While Daimler currently sports a Zacks Rank #1 (Strong Buy), Volkswagen carries a Zacks Rank #3. You can see the complete list of today’s Zacks #1 Rank stocks here.

Vehicle Production to Suffer

Jeff Schuster, president of global forecasting and the Americas at LMC Automotive, is of the view that Russia’s invasion of Ukraine could slash global production of cars and trucks by millions of units this year. LMC Automotive has already cut the 2022 forecast for European auto production by 700,000 units.

The European auto market is likely to bear the brunt of the tensions far more quickly than the U.S. and its other counterparts.  Vehicle production in Europe is crashing as flow of wire harnesses is drying up. Many European auto companies including Volkswagen have cut production in car factories in Germany.Mercedes-Benz anticipates production cuts at some of its European plants as parts supplies from Ukraine are running short.

German automakers association VDA thinks that the ongoing conflict between Russia and Ukraine is disrupting transport and financial transactions. The conflict’s impact on shipping, rail and air freight has been aggravating problems in the supply chain at a time when inventory levels are already low. The association is bracing for severe raw-material shortages, going forward.

AutoForecast Solutions envisions vehicle production in Russia and Ukraine to be halved this year amid the conflict. A recent CNBC article cited that an early “pessimistic outlook” from research firm IHS Markit expects the global impact this year to be about 3.5 million fewer vehicles in connection with semiconductor chip constraints. Russia and Ukraine are critical sources of neon gas and palladium that are used to produce semiconductor chips.

Final Thoughts

The auto industry is already struggling with low inventory. While the demand for vehicles is strong, limited vehicle supply amid chip crunch have kept a lid on inventory and sales volumes. With the war likely to elongate the semiconductor shortage, there’s little respite for automakers in the coming months.
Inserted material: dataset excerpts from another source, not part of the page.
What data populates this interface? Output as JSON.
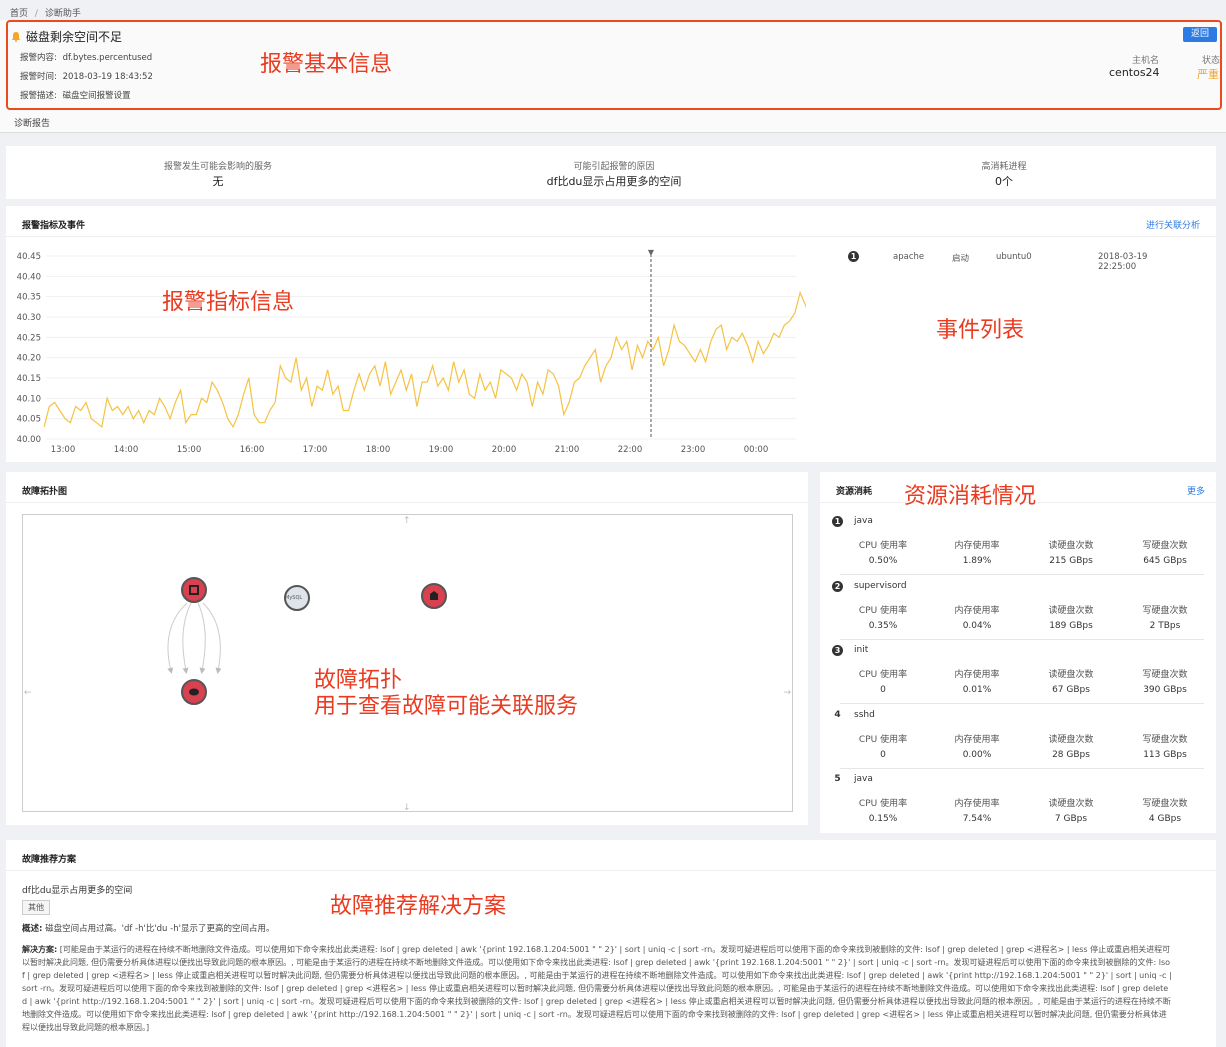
{
  "breadcrumb": {
    "home": "首页",
    "sep": "/",
    "current": "诊断助手"
  },
  "alert": {
    "title": "磁盘剩余空间不足",
    "back_label": "返回",
    "content_label": "报警内容:",
    "content_value": "df.bytes.percentused",
    "time_label": "报警时间:",
    "time_value": "2018-03-19 18:43:52",
    "desc_label": "报警描述:",
    "desc_value": "磁盘空间报警设置",
    "host_label": "主机名",
    "host_value": "centos24",
    "status_label": "状态",
    "status_value": "严重",
    "status_color": "#f5a623"
  },
  "tabs": {
    "report": "诊断报告"
  },
  "summary": {
    "services_label": "报警发生可能会影响的服务",
    "services_value": "无",
    "cause_label": "可能引起报警的原因",
    "cause_value": "df比du显示占用更多的空间",
    "process_label": "高消耗进程",
    "process_value": "0个"
  },
  "metrics": {
    "title": "报警指标及事件",
    "link": "进行关联分析",
    "marker": "▼"
  },
  "events": [
    {
      "index": "1",
      "service": "apache",
      "action": "启动",
      "host": "ubuntu0",
      "time": "2018-03-19 22:25:00"
    }
  ],
  "chart_data": {
    "type": "line",
    "title": "",
    "xlabel": "",
    "ylabel": "",
    "ylim": [
      40.0,
      40.45
    ],
    "yticks": [
      "40.00",
      "40.05",
      "40.10",
      "40.15",
      "40.20",
      "40.25",
      "40.30",
      "40.35",
      "40.40",
      "40.45"
    ],
    "xticks": [
      "13:00",
      "14:00",
      "15:00",
      "16:00",
      "17:00",
      "18:00",
      "19:00",
      "20:00",
      "21:00",
      "22:00",
      "23:00",
      "00:00"
    ],
    "x_start_hour": 12.7,
    "x_step_minutes": 5,
    "marker_time": "22:20",
    "color": "#f5c242",
    "series": [
      {
        "name": "",
        "values": [
          40.03,
          40.08,
          40.09,
          40.07,
          40.05,
          40.04,
          40.08,
          40.07,
          40.09,
          40.05,
          40.04,
          40.03,
          40.1,
          40.07,
          40.08,
          40.06,
          40.08,
          40.05,
          40.07,
          40.04,
          40.07,
          40.06,
          40.1,
          40.08,
          40.05,
          40.09,
          40.12,
          40.04,
          40.06,
          40.06,
          40.1,
          40.09,
          40.14,
          40.12,
          40.09,
          40.05,
          40.03,
          40.06,
          40.11,
          40.15,
          40.06,
          40.04,
          40.04,
          40.07,
          40.09,
          40.18,
          40.15,
          40.14,
          40.2,
          40.12,
          40.15,
          40.08,
          40.13,
          40.12,
          40.17,
          40.11,
          40.13,
          40.07,
          40.07,
          40.12,
          40.16,
          40.12,
          40.16,
          40.18,
          40.13,
          40.19,
          40.11,
          40.14,
          40.17,
          40.12,
          40.16,
          40.08,
          40.14,
          40.14,
          40.18,
          40.13,
          40.15,
          40.12,
          40.19,
          40.14,
          40.17,
          40.11,
          40.1,
          40.16,
          40.12,
          40.14,
          40.1,
          40.17,
          40.16,
          40.15,
          40.12,
          40.16,
          40.14,
          40.08,
          40.14,
          40.11,
          40.17,
          40.16,
          40.13,
          40.06,
          40.09,
          40.14,
          40.15,
          40.18,
          40.2,
          40.22,
          40.14,
          40.18,
          40.2,
          40.25,
          40.22,
          40.24,
          40.17,
          40.23,
          40.2,
          40.24,
          40.22,
          40.25,
          40.18,
          40.22,
          40.28,
          40.24,
          40.23,
          40.21,
          40.19,
          40.22,
          40.19,
          40.24,
          40.27,
          40.28,
          40.22,
          40.25,
          40.24,
          40.26,
          40.23,
          40.19,
          40.24,
          40.21,
          40.23,
          40.26,
          40.25,
          40.28,
          40.29,
          40.31,
          40.36,
          40.33,
          40.3,
          40.34,
          40.32,
          40.36,
          40.35,
          40.33,
          40.31,
          40.36,
          40.34,
          40.37,
          40.35,
          40.38,
          40.42,
          40.38,
          40.34,
          40.36,
          40.35,
          40.38,
          40.39,
          40.36,
          40.37,
          40.39,
          40.38,
          40.35,
          40.27,
          40.32,
          40.3,
          40.34,
          40.29,
          40.23,
          40.27,
          40.32,
          40.3,
          40.33,
          40.37,
          40.34,
          40.36,
          40.35,
          40.32,
          40.38,
          40.34,
          40.31,
          40.29,
          40.26,
          40.27,
          40.3,
          40.34,
          40.33,
          40.35,
          40.34,
          40.37,
          40.41,
          40.36,
          40.29,
          40.25,
          40.27
        ]
      }
    ]
  },
  "topology": {
    "title": "故障拓扑图",
    "mysql_label": "MySQL"
  },
  "resources": {
    "title": "资源消耗",
    "more": "更多",
    "col1": "CPU 使用率",
    "col2": "内存使用率",
    "col3": "读硬盘次数",
    "col4": "写硬盘次数",
    "items": [
      {
        "index": "1",
        "name": "java",
        "cpu": "0.50%",
        "mem": "1.89%",
        "read": "215 GBps",
        "write": "645 GBps"
      },
      {
        "index": "2",
        "name": "supervisord",
        "cpu": "0.35%",
        "mem": "0.04%",
        "read": "189 GBps",
        "write": "2 TBps"
      },
      {
        "index": "3",
        "name": "init",
        "cpu": "0",
        "mem": "0.01%",
        "read": "67 GBps",
        "write": "390 GBps"
      },
      {
        "index": "4",
        "name": "sshd",
        "cpu": "0",
        "mem": "0.00%",
        "read": "28 GBps",
        "write": "113 GBps"
      },
      {
        "index": "5",
        "name": "java",
        "cpu": "0.15%",
        "mem": "7.54%",
        "read": "7 GBps",
        "write": "4 GBps"
      }
    ]
  },
  "solution": {
    "title": "故障推荐方案",
    "problem": "df比du显示占用更多的空间",
    "tag": "其他",
    "overview_label": "概述:",
    "overview_value": "磁盘空间占用过高。'df -h'比'du -h'显示了更高的空间占用。",
    "plan_label": "解决方案:",
    "plan_value": "[可能是由于某运行的进程在持续不断地删除文件造成。可以使用如下命令来找出此类进程: lsof | grep deleted | awk '{print 192.168.1.204:5001 \" \" 2}' | sort | uniq -c | sort -rn。发现可疑进程后可以使用下面的命令来找到被删除的文件: lsof | grep deleted | grep <进程名> | less 停止或重启相关进程可以暂时解决此问题, 但仍需要分析具体进程以便找出导致此问题的根本原因。, 可能是由于某运行的进程在持续不断地删除文件造成。可以使用如下命令来找出此类进程: lsof | grep deleted | awk '{print 192.168.1.204:5001 \" \" 2}' | sort | uniq -c | sort -rn。发现可疑进程后可以使用下面的命令来找到被删除的文件: lsof | grep deleted | grep <进程名> | less 停止或重启相关进程可以暂时解决此问题, 但仍需要分析具体进程以便找出导致此问题的根本原因。, 可能是由于某运行的进程在持续不断地删除文件造成。可以使用如下命令来找出此类进程: lsof | grep deleted | awk '{print http://192.168.1.204:5001 \" \" 2}' | sort | uniq -c | sort -rn。发现可疑进程后可以使用下面的命令来找到被删除的文件: lsof | grep deleted | grep <进程名> | less 停止或重启相关进程可以暂时解决此问题, 但仍需要分析具体进程以便找出导致此问题的根本原因。, 可能是由于某运行的进程在持续不断地删除文件造成。可以使用如下命令来找出此类进程: lsof | grep deleted | awk '{print http://192.168.1.204:5001 \" \" 2}' | sort | uniq -c | sort -rn。发现可疑进程后可以使用下面的命令来找到被删除的文件: lsof | grep deleted | grep <进程名> | less 停止或重启相关进程可以暂时解决此问题, 但仍需要分析具体进程以便找出导致此问题的根本原因。, 可能是由于某运行的进程在持续不断地删除文件造成。可以使用如下命令来找出此类进程: lsof | grep deleted | awk '{print http://192.168.1.204:5001 \" \" 2}' | sort | uniq -c | sort -rn。发现可疑进程后可以使用下面的命令来找到被删除的文件: lsof | grep deleted | grep <进程名> | less 停止或重启相关进程可以暂时解决此问题, 但仍需要分析具体进程以便找出导致此问题的根本原因。]"
  },
  "annotations": {
    "basic": "报警基本信息",
    "metric": "报警指标信息",
    "events": "事件列表",
    "resource": "资源消耗情况",
    "topo1": "故障拓扑",
    "topo2": "用于查看故障可能关联服务",
    "solution": "故障推荐解决方案",
    "color": "#ea3a1f"
  }
}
Commodity scarcity and inflation, logistical challenges and a difficult labor environment will continue to play spoilers.

Considering the production cuts and limited supply of microchips, inventory is likely to remain low for quite some time. As we know, the supply-demand mismatch has resulted in high vehicle prices. The Russia-Ukraine crisis is likely to worsen inflation, inducing already record-high vehicle prices to spike higher. While some customers would be willing to pay a premium for their preferred vehicle, others might choose to wait on the sidelines. Automakers and consumers alike should brace for tough times ahead.